Conforme Lia Zanotta Machado (1998, p. 108-109), a construção do paradigma de gênero se afirma no compartilhamento da “ruptura radical entre a noção biológica de sexo e a noção social do gênero”; no “privilegiamento metodológico das relações de gênero sobre as categorias mulher e homem ou feminino e masculino e na transversalidade de gênero”, isto é, no entendimento de que a construção social do gênero é perpassada por diferentes áreas do social. Desse modo, as categorias gênero e relações de gênero permitem pensar que a construção social do gênero é “arbitrária em relação à diferenciação dos sexos de homens e mulheres”, ou seja, “não existe a mulher e não existe o homem enquanto categorias universais”(Machado, 1998, p. 109).
Portanto, o gênero desnaturalizou as categorias homens e mulheres afirmando a sua construção social e cultural ou, ainda, performática (Gomes Magalhães, 2022) e mudou a rede conceitual por meio da qual interpretávamos o mundo. Assim, estamos diante de um novo paradigma - o paradigma de gênero - desenvolvido pela teoria feminista e compartilhado por diversas comunidades acadêmicas feministas e de estudiosas e estudiosos do gênero. O gênero constitui-se então como um paradigma teórico, um método de análise e de interpretação. Esse novo paradigma ingressou no campo jurídico por meio da teoria feminista do direito e da lei Maria da Penha. E, como todo novo paradigma, o gênero encontra resistências na velha tradição jurídica que trabalha com categorias universais de homem e mulher, masculino e feminino e definições jurídicas descontextualizadas. A recepção de um novo paradigma requer, portanto, uma redefinição da teoria jurídica e uma reinterpretação de conceitos jurídicos, isto é, mudar o olhar e os métodos de análise.
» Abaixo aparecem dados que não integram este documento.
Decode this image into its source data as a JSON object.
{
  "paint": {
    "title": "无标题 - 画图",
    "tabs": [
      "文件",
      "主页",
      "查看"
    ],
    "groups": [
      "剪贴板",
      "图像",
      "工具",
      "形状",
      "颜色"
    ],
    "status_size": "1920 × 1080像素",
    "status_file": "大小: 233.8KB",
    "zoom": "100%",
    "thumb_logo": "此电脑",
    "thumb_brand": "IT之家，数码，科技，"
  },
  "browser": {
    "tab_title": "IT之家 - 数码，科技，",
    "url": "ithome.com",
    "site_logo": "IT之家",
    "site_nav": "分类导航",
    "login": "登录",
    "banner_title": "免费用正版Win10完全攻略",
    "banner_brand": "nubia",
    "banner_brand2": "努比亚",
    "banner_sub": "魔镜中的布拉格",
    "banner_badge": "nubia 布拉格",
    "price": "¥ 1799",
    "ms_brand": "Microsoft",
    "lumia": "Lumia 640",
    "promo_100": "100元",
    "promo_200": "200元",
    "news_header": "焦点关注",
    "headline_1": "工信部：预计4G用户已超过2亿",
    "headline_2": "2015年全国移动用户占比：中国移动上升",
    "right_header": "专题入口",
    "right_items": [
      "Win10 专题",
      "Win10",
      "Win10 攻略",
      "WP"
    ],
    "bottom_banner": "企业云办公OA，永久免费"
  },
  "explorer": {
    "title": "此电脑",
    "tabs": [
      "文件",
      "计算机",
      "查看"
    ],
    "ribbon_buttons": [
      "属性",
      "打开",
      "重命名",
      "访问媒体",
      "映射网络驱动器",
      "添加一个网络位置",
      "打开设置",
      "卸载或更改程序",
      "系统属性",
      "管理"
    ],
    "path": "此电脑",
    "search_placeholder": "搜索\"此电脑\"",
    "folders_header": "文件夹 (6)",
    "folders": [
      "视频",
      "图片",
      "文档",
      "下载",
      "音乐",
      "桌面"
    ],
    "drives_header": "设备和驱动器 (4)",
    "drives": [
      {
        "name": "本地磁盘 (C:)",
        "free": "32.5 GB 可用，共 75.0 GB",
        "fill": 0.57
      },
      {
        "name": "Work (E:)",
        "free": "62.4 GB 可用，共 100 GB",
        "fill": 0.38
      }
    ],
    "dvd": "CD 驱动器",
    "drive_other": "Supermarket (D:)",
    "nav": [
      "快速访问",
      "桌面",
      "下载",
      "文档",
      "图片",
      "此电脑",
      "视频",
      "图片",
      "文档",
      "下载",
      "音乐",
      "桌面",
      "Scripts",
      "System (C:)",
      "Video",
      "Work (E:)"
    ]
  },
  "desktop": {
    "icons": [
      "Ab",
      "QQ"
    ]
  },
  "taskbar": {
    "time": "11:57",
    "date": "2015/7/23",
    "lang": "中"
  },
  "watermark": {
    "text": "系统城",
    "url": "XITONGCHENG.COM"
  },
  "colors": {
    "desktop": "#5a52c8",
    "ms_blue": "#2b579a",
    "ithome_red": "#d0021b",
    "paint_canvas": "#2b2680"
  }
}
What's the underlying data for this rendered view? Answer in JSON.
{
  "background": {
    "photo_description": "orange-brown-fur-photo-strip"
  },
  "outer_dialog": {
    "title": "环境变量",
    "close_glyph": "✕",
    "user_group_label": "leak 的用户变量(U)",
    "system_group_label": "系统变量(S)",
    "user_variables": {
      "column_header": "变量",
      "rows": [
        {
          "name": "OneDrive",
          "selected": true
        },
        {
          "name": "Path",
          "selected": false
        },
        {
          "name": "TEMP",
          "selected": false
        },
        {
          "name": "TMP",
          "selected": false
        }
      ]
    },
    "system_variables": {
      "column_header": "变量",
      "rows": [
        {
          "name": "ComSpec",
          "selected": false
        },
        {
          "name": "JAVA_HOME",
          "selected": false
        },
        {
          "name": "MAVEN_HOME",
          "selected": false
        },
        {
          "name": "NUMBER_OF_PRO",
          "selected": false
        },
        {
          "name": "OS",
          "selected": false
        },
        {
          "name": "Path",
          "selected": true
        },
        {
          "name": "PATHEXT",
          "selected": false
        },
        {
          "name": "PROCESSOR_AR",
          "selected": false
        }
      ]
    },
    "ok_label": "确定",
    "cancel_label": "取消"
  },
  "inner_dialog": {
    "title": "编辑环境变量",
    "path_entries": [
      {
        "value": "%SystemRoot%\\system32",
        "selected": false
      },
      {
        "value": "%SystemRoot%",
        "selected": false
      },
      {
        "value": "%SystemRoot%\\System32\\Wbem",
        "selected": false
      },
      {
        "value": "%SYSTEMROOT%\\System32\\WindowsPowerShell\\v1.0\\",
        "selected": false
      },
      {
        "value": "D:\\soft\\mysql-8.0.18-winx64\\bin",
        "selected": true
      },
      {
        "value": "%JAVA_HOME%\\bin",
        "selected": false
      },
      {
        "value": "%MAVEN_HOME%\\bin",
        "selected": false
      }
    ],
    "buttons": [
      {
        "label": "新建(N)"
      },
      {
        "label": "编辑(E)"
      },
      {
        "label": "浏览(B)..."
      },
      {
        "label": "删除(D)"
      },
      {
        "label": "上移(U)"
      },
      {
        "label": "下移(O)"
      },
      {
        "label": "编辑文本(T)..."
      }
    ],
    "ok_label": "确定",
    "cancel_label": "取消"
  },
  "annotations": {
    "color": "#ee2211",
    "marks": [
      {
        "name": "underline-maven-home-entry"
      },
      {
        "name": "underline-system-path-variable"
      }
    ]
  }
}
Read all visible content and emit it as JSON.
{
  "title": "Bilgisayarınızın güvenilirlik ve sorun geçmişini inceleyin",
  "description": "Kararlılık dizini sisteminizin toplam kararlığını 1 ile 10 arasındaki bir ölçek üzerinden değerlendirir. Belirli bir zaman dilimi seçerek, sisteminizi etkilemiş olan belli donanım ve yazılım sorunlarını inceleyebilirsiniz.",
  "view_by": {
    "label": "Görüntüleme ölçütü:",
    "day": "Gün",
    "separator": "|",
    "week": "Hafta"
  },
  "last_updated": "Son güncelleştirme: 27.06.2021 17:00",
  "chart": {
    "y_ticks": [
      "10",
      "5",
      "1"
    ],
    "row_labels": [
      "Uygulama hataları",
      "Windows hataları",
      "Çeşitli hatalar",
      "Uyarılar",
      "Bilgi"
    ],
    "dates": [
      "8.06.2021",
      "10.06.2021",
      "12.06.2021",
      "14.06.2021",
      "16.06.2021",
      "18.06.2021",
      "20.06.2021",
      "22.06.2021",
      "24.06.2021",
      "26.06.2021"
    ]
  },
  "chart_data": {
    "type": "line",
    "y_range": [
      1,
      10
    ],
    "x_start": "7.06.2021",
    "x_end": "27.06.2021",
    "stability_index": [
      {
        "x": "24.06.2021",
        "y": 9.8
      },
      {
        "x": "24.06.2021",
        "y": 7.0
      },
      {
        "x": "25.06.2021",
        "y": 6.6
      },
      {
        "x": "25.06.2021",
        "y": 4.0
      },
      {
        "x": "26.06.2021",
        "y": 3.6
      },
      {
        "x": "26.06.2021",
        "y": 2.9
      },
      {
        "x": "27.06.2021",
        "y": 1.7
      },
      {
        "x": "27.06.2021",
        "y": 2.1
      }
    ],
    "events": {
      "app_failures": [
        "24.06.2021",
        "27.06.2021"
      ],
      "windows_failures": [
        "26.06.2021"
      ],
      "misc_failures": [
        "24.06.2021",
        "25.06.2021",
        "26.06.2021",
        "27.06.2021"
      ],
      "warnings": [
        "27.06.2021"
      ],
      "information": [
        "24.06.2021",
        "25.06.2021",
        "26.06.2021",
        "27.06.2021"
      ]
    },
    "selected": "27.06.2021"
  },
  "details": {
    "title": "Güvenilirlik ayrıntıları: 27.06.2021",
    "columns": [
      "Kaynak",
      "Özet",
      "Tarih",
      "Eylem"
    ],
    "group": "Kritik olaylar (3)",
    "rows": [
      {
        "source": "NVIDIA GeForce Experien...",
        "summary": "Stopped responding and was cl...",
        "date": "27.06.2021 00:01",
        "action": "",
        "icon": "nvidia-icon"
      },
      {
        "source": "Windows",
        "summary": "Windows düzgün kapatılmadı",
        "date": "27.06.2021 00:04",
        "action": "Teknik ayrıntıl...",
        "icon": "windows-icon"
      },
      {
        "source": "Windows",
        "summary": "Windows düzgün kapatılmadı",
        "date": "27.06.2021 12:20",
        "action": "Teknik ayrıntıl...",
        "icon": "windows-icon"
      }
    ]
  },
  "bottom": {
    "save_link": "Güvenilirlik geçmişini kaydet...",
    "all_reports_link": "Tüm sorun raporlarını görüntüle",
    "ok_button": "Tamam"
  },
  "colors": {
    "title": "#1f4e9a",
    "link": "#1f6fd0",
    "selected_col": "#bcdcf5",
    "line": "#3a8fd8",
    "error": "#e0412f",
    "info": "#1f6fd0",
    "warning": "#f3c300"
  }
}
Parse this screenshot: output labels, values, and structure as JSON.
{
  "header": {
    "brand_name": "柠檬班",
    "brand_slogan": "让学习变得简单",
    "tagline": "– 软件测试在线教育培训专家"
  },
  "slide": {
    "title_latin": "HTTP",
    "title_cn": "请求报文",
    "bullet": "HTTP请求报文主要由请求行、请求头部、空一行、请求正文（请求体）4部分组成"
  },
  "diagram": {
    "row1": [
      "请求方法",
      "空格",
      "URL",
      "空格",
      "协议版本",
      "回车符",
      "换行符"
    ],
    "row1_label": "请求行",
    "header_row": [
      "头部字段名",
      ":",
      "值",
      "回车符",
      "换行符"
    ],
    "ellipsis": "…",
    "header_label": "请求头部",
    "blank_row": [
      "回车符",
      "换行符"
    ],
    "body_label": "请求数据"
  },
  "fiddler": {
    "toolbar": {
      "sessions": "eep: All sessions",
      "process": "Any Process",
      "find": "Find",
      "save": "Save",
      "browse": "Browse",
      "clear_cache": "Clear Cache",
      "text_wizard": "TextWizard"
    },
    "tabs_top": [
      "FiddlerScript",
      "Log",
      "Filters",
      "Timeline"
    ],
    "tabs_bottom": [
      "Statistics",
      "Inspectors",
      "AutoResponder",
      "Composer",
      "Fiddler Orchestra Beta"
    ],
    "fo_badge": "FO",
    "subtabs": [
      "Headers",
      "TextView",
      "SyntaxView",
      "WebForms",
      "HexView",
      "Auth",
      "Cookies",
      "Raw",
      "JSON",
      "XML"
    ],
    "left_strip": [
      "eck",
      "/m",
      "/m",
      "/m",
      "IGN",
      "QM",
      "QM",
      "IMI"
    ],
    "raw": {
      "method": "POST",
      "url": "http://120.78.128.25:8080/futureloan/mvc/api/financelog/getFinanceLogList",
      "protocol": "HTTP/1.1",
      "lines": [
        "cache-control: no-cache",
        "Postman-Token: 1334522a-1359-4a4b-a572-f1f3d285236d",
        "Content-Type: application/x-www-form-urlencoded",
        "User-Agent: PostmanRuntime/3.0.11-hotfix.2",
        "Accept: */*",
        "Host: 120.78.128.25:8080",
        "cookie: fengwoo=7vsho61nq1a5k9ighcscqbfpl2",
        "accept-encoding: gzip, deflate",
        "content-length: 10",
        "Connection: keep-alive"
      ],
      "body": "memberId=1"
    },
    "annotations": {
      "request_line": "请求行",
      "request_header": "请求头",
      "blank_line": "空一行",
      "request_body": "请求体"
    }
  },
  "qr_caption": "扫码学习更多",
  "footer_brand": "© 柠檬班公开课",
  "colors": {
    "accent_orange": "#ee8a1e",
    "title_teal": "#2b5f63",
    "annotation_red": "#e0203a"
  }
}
A pergunta que norteia a pesquisa está assim formulada: É possível reunir evidências de que os tribunais brasileiros resistem à incorporação do paradigma de gênero ao interpretarem a violência baseada no gênero na LMP? Para responder à indagação realizou-se revisão de literatura sobre pesquisas jurisprudenciais realizadas em tribunais brasileiros com o objetivo testar a hipótese de que a jurisprudência indica uma forte tendência de não incorporação do paradigma de gênero.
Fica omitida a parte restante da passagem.